RISIS Summer School materials on Data Science

Online, on Zenodo space dedicated to RISIS project, it’s possible to find and download all materials related to first RISIS Summer School on Data Science for Studying Science, Technology and Innovation (STI), that took place in Glasgow on 24-28 June 2019.


During the 5-day training, we have learned:


R programming language and how this can be used for data science, different variable types that R can handle and how these can be manipulated, before moving on to more complex concepts like loops and conditional statements; the Tidyverse as a means for data manipulation, and how the Tidyverse can be used to combine multiple data sets in a variety of ways;


  • Publication Data Analysis, with Rodrigo Costas Comesaña and Martijn Visser (University of Leiden):

A special focus on understanding and interpret a wide range of publication and citation-based indicators and statistics; discussion on major scientometric data sources, including Web of Science, Scopus, Dimensions, Microsoft Academics and Google Scholar, including their strengths and limitations and practical applications;


Demonstration of some of the widely used tools for the cleaning and analysis of publication data including VantagePoint, OpenRefine and R bibliometrix package;


  • Citation Analysis and Vosviewer, with Rodrigo Costas Comesaña and Martijn Visser (University of Leiden):

Presentation of analysis based on funding acknowledgments, mobility, open access and altimetric. A short presentation of VOSviewer, a software tool for constructing and visualizing bibliometric networks;


  • Network Data Science, with Thomas Scherngell and Martina Neuländtner (AIT)

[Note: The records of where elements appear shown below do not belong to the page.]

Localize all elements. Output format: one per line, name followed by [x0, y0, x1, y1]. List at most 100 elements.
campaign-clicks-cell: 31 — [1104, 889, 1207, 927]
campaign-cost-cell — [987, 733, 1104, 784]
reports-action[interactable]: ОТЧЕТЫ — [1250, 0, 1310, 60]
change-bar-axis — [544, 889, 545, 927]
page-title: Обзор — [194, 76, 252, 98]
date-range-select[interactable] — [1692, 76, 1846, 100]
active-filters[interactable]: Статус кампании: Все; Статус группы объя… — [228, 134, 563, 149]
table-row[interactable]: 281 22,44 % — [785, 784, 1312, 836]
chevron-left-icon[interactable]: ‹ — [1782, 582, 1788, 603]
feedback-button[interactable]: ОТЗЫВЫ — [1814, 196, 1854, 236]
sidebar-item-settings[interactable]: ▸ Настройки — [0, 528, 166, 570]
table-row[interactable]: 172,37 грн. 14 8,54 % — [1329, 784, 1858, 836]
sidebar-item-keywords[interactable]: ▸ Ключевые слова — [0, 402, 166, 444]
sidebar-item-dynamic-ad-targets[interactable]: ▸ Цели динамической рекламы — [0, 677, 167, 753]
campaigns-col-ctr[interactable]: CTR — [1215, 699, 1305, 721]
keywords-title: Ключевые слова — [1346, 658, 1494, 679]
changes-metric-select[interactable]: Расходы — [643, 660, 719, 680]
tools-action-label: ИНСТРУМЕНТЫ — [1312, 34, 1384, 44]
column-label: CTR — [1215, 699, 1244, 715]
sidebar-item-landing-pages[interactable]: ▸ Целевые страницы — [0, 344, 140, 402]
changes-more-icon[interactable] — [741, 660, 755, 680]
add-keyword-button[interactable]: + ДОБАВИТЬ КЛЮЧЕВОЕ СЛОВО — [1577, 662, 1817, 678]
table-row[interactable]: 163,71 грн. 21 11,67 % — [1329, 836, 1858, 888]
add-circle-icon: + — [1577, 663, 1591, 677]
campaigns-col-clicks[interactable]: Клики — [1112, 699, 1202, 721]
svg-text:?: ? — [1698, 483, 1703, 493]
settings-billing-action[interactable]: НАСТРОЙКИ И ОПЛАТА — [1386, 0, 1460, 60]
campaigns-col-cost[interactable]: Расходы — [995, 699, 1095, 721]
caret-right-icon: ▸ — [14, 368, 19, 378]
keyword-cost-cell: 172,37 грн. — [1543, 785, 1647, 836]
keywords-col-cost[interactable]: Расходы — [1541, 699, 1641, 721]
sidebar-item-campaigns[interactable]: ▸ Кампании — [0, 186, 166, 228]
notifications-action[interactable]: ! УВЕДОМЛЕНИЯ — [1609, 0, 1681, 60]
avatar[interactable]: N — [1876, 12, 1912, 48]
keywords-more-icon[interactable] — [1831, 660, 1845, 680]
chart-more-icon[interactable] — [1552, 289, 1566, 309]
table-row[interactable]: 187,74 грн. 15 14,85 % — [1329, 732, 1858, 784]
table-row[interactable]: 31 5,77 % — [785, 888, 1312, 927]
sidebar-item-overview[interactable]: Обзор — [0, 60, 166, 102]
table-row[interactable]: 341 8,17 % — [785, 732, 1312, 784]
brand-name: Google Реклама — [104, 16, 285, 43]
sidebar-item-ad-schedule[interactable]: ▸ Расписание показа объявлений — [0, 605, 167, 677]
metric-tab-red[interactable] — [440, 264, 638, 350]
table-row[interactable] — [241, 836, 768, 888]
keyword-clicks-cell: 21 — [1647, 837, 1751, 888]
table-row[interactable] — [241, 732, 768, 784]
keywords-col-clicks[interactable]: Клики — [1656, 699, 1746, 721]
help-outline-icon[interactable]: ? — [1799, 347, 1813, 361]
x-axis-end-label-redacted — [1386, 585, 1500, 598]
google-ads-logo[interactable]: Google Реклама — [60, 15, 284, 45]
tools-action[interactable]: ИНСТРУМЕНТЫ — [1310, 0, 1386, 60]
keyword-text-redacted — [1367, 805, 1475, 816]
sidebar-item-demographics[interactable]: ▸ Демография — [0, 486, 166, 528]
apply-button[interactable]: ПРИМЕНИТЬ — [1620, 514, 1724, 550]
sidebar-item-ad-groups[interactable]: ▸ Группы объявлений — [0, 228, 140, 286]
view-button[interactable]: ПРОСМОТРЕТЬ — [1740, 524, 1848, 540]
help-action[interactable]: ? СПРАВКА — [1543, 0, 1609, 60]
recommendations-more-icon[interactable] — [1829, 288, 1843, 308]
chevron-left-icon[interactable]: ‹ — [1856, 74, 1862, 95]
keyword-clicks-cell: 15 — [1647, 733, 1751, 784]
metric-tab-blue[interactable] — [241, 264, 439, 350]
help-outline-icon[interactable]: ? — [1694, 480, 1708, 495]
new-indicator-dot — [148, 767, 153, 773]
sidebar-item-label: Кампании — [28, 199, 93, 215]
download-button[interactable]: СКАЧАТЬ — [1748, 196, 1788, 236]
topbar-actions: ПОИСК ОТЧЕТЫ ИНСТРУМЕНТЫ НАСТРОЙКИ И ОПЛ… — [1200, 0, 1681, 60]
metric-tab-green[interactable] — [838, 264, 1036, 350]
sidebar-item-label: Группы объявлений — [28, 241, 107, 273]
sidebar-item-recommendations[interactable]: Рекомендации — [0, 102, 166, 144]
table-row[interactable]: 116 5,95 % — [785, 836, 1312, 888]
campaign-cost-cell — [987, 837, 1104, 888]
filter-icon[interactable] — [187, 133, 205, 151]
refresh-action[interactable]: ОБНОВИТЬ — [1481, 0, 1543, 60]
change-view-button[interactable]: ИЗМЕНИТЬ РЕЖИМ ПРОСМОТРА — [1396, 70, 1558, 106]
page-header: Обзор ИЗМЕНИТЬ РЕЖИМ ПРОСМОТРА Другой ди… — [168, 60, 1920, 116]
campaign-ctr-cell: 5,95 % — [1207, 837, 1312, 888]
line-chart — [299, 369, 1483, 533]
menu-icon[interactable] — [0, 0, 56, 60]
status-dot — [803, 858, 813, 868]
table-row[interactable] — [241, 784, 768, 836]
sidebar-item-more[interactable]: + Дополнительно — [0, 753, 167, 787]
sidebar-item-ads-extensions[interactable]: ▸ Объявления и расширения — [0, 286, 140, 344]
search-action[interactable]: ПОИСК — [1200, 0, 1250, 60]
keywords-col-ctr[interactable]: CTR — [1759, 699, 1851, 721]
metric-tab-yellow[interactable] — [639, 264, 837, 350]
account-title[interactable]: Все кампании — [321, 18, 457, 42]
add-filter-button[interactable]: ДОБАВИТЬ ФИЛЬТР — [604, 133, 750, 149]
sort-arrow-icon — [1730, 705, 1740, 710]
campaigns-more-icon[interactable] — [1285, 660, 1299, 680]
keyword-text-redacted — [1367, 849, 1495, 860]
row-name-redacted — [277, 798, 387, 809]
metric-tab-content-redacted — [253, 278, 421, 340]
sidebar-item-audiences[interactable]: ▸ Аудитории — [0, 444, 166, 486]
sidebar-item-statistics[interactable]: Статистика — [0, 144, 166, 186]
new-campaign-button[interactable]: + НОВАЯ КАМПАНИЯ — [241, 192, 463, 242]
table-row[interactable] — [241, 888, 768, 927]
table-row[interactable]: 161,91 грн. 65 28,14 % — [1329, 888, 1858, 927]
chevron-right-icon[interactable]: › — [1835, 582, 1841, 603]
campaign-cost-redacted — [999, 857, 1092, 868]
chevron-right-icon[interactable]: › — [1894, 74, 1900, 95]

Overview on the theoretical and conceptual background of Network Data Science in the context of STI studies, mainly inspired from a social network, but also from an economic geography perspective; Spatial interaction models as a specifically useful instrument for STI studies to explain R&D collaboration dynamics. Basic descriptive measures from Social Network Analysis (SNA) and network visualisation, specification and estimation of spatial interaction models in R, demonstrating how to estimate factors influencing network dynamics.


Introduction of the concepts behind a Text Mining Workflow, including formatting and preparing data for text-mining; text mining process from a practical aspect where demonstrating how to perform data preparation as well as topic modelling in R. Practical session.



Available documents include presentations, exercises and dataset materials.